A few minutes after packing the hand-cart to take the props to today's opening night show, fellow Production Assistant David Martin and I heard a loud thud from the hallway. We rushed to the scene to find the leg of a chair—an important set-piece for the show—irreparably shattered.
Luckily, our mistake did not set the mood of the show. By its end, our actors had made the audience (over 50 strong!) cackle, coo and cry. Much of our audience even barked, including a couple dogs who began yapping loudly away, also apparently in awe of the performance, during the final ovation.
It's remarkable how much our premiere was like the first ever Cyrano show. Just before the curtain first went up on June 28, 1897, the show's playwright Edmund Rostand "fell at the feet of leading actor Constant Coquelin and exclaimed: 'Forgive me! Oh, forgive me, my friend, for having dragged you into this disastrous adventure!'...he then donned a costume and slipped onstage during the first act, causing surprise and confusing among the actors"* I wonder what Coquelin's reaction could have been to this outburst, other than "You tell me this now...?"

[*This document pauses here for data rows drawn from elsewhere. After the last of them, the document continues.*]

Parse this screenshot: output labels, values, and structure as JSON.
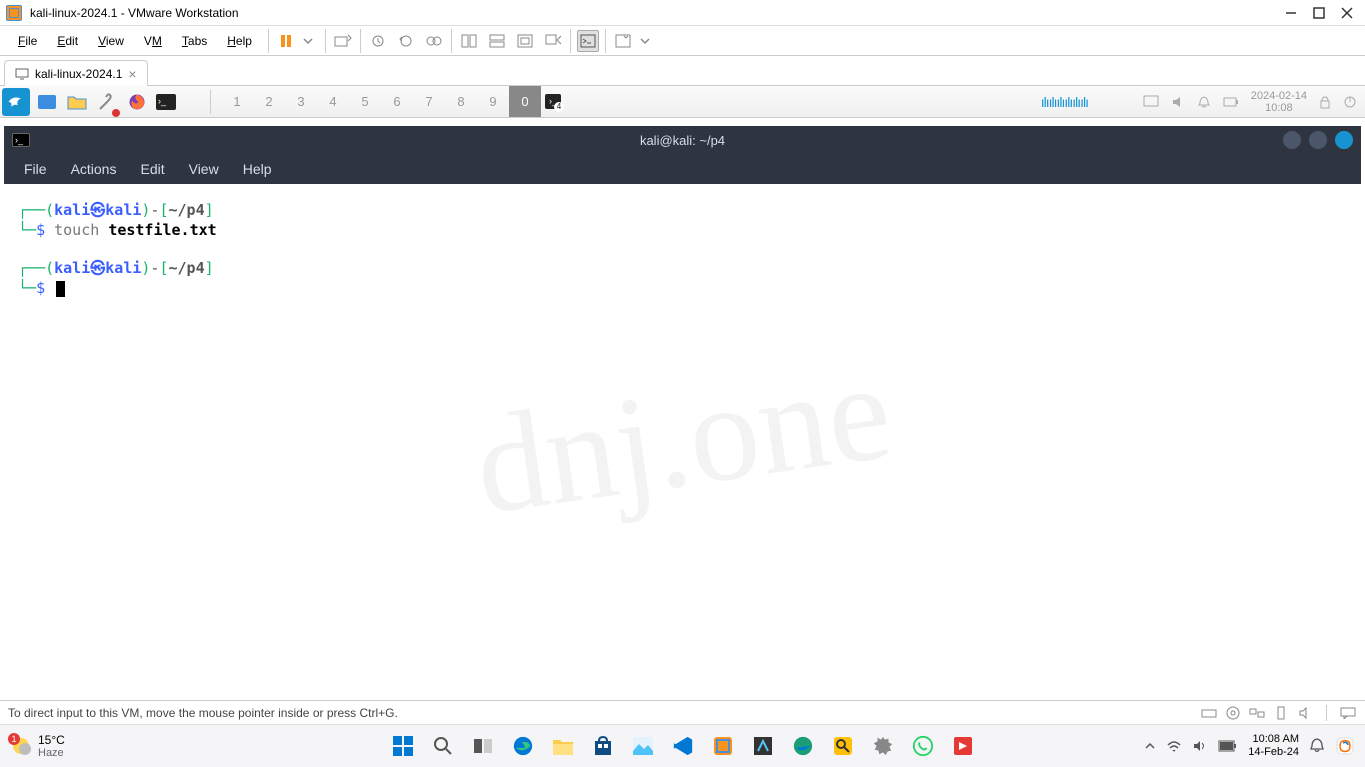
{
  "vmware": {
    "title": "kali-linux-2024.1 - VMware Workstation",
    "menus": [
      "File",
      "Edit",
      "View",
      "VM",
      "Tabs",
      "Help"
    ],
    "tab": {
      "label": "kali-linux-2024.1"
    },
    "status": "To direct input to this VM, move the mouse pointer inside or press Ctrl+G."
  },
  "kali_panel": {
    "workspaces": [
      "1",
      "2",
      "3",
      "4",
      "5",
      "6",
      "7",
      "8",
      "9",
      "0"
    ],
    "active_workspace": "0",
    "term_badge": "4",
    "date": "2024-02-14",
    "time": "10:08"
  },
  "terminal": {
    "title": "kali@kali: ~/p4",
    "menus": [
      "File",
      "Actions",
      "Edit",
      "View",
      "Help"
    ],
    "user": "kali",
    "host": "kali",
    "path": "~/p4",
    "command": "touch",
    "argument": "testfile.txt",
    "symbol_at": "㉿",
    "dollar": "$"
  },
  "windows": {
    "weather_temp": "15°C",
    "weather_desc": "Haze",
    "weather_badge": "1",
    "clock_time": "10:08 AM",
    "clock_date": "14-Feb-24"
  },
  "watermark": "dnj.one"
}
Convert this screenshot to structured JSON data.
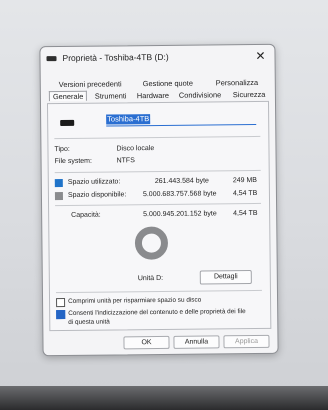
{
  "window": {
    "title": "Proprietà - Toshiba-4TB (D:)",
    "close_glyph": "✕"
  },
  "tabs_row1": [
    "Versioni precedenti",
    "Gestione quote",
    "Personalizza"
  ],
  "tabs_row2": [
    "Generale",
    "Strumenti",
    "Hardware",
    "Condivisione",
    "Sicurezza"
  ],
  "general": {
    "volume_name": "Toshiba-4TB",
    "type_label": "Tipo:",
    "type_value": "Disco locale",
    "fs_label": "File system:",
    "fs_value": "NTFS",
    "used_label": "Spazio utilizzato:",
    "used_bytes": "261.443.584 byte",
    "used_size": "249 MB",
    "free_label": "Spazio disponibile:",
    "free_bytes": "5.000.683.757.568 byte",
    "free_size": "4,54 TB",
    "cap_label": "Capacità:",
    "cap_bytes": "5.000.945.201.152 byte",
    "cap_size": "4,54 TB",
    "drive_label": "Unità D:",
    "details_button": "Dettagli",
    "compress_label": "Comprimi unità per risparmiare spazio su disco",
    "index_label_1": "Consenti l'indicizzazione del contenuto e delle proprietà dei file",
    "index_label_2": "di questa unità",
    "used_fraction": 5e-05
  },
  "buttons": {
    "ok": "OK",
    "cancel": "Annulla",
    "apply": "Applica"
  },
  "colors": {
    "used": "#1f73c9",
    "free": "#8a8b8e",
    "accent": "#2465c5"
  }
}
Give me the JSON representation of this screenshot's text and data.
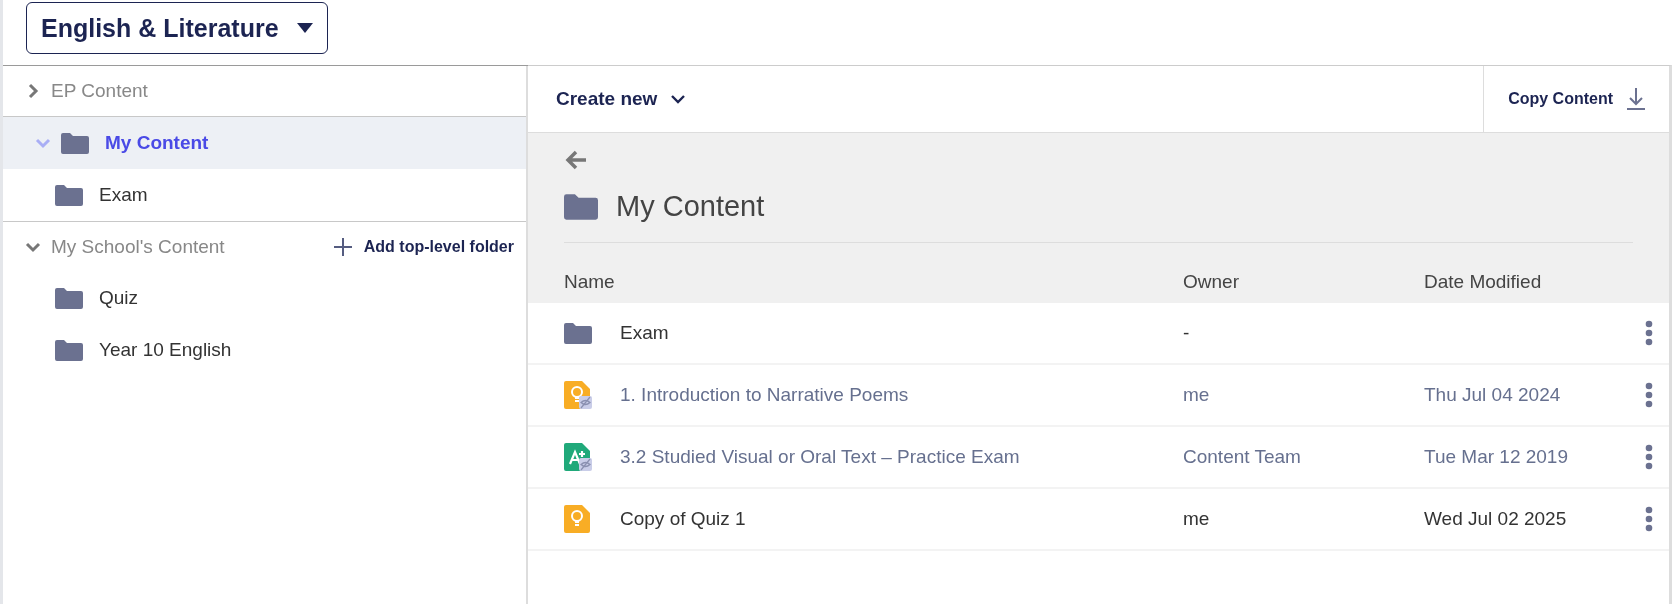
{
  "subject_selector": {
    "label": "English & Literature"
  },
  "sidebar": {
    "tree": [
      {
        "kind": "section",
        "label": "EP Content",
        "expanded": false,
        "selected": false
      },
      {
        "kind": "folder",
        "label": "My Content",
        "expanded": true,
        "selected": true,
        "children": [
          {
            "kind": "folder",
            "label": "Exam",
            "selected": false
          }
        ]
      },
      {
        "kind": "section",
        "label": "My School's Content",
        "expanded": true,
        "selected": false,
        "action": "Add top-level folder",
        "children": [
          {
            "kind": "folder",
            "label": "Quiz",
            "selected": false
          },
          {
            "kind": "folder",
            "label": "Year 10 English",
            "selected": false
          }
        ]
      }
    ]
  },
  "toolbar": {
    "create": "Create new",
    "copy": "Copy Content"
  },
  "folder": {
    "title": "My Content"
  },
  "table": {
    "columns": [
      "Name",
      "Owner",
      "Date Modified"
    ],
    "rows": [
      {
        "kind": "folder",
        "name": "Exam",
        "owner": "-",
        "date": "",
        "hidden": false
      },
      {
        "kind": "lesson",
        "name": "1. Introduction to Narrative Poems",
        "owner": "me",
        "date": "Thu Jul 04 2024",
        "hidden": true
      },
      {
        "kind": "assessment",
        "name": "3.2 Studied Visual or Oral Text – Practice Exam",
        "owner": "Content Team",
        "date": "Tue Mar 12 2019",
        "hidden": true
      },
      {
        "kind": "lesson",
        "name": "Copy of Quiz 1",
        "owner": "me",
        "date": "Wed Jul 02 2025",
        "hidden": false
      }
    ]
  }
}
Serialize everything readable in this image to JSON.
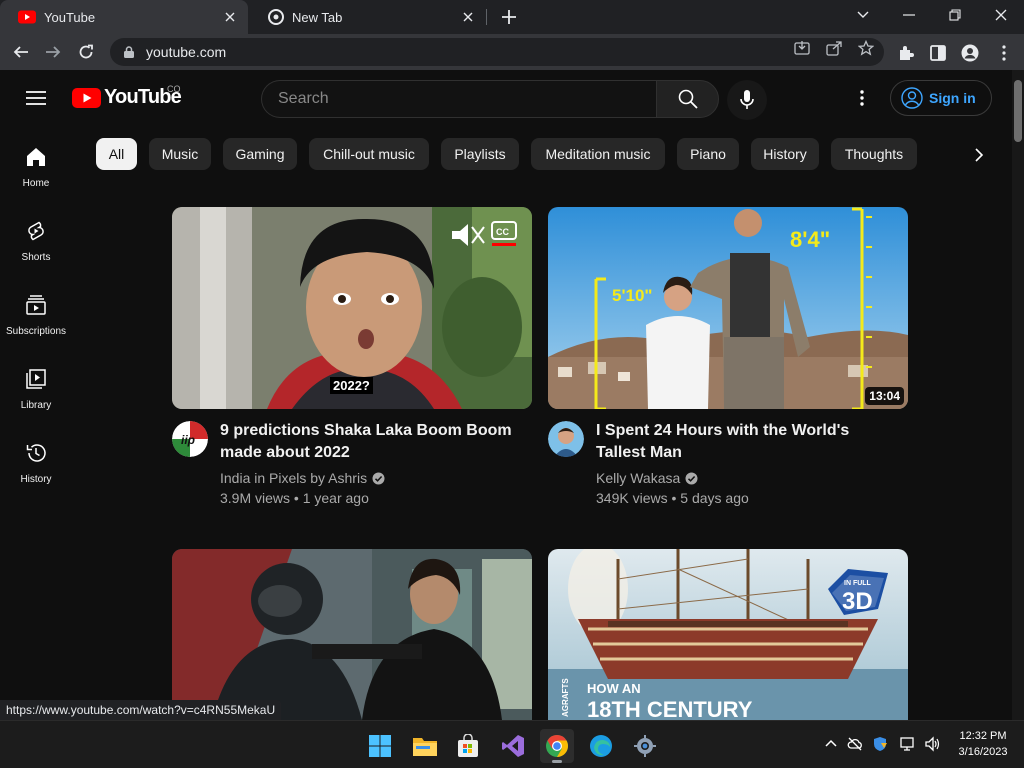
{
  "browser": {
    "tabs": [
      {
        "title": "YouTube",
        "active": true
      },
      {
        "title": "New Tab",
        "active": false
      }
    ],
    "address": "youtube.com",
    "status_url": "https://www.youtube.com/watch?v=c4RN55MekaU"
  },
  "header": {
    "logo_text": "YouTube",
    "country_code": "CO",
    "search_placeholder": "Search",
    "sign_in": "Sign in"
  },
  "sidebar": {
    "items": [
      {
        "label": "Home",
        "icon": "home-icon"
      },
      {
        "label": "Shorts",
        "icon": "shorts-icon"
      },
      {
        "label": "Subscriptions",
        "icon": "subscriptions-icon"
      },
      {
        "label": "Library",
        "icon": "library-icon"
      },
      {
        "label": "History",
        "icon": "history-icon"
      }
    ]
  },
  "chips": [
    "All",
    "Music",
    "Gaming",
    "Chill-out music",
    "Playlists",
    "Meditation music",
    "Piano",
    "History",
    "Thoughts"
  ],
  "videos": [
    {
      "title": "9 predictions Shaka Laka Boom Boom made about 2022",
      "channel": "India in Pixels by Ashris",
      "views": "3.9M views",
      "age": "1 year ago",
      "overlay_text": "2022?",
      "avatar_text": "iip"
    },
    {
      "title": "I Spent 24 Hours with the World's Tallest Man",
      "channel": "Kelly Wakasa",
      "views": "349K views",
      "age": "5 days ago",
      "duration": "13:04",
      "height_a": "5'10\"",
      "height_b": "8'4\""
    },
    {
      "overlay_text": ""
    },
    {
      "overlay_line1": "HOW AN",
      "overlay_line2": "18TH CENTURY",
      "badge_top": "IN FULL",
      "badge_main": "3D",
      "side_text": "AGRAFTS"
    }
  ],
  "taskbar": {
    "time": "12:32 PM",
    "date": "3/16/2023"
  },
  "colors": {
    "background": "#0f0f0f",
    "youtube_red": "#ff0000",
    "link_blue": "#3ea6ff",
    "chip_bg": "#272727"
  }
}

Obviously, Rostand's panic attack proved wholly unjustified. And, as with our show, the cast plowed through the unexpected. Although there were no barking dogs in the Theatre de la Porte-Saint-Martin that night, "The first act was greeted with bravos, the following ones with standing ovations, and the final scene with forty-two curtain calls, so many that at two o'clock in the morning the exhausted stage manager simply left the curtain open and went home to bed."*
We have another show to put on tomorrow, so our wonderful Stage Manager Anna Demenkoff was unable to accommodate forty-two curtain calls. Not that the audience wasn't begging, on hands, knees and paws, to give them.
*Courtesy of Peter Connor, Associate Professor of French and Comparative Literature at Barnard College, Columbia University. Written for Barnes & Nobles Classics edition of Cyrano.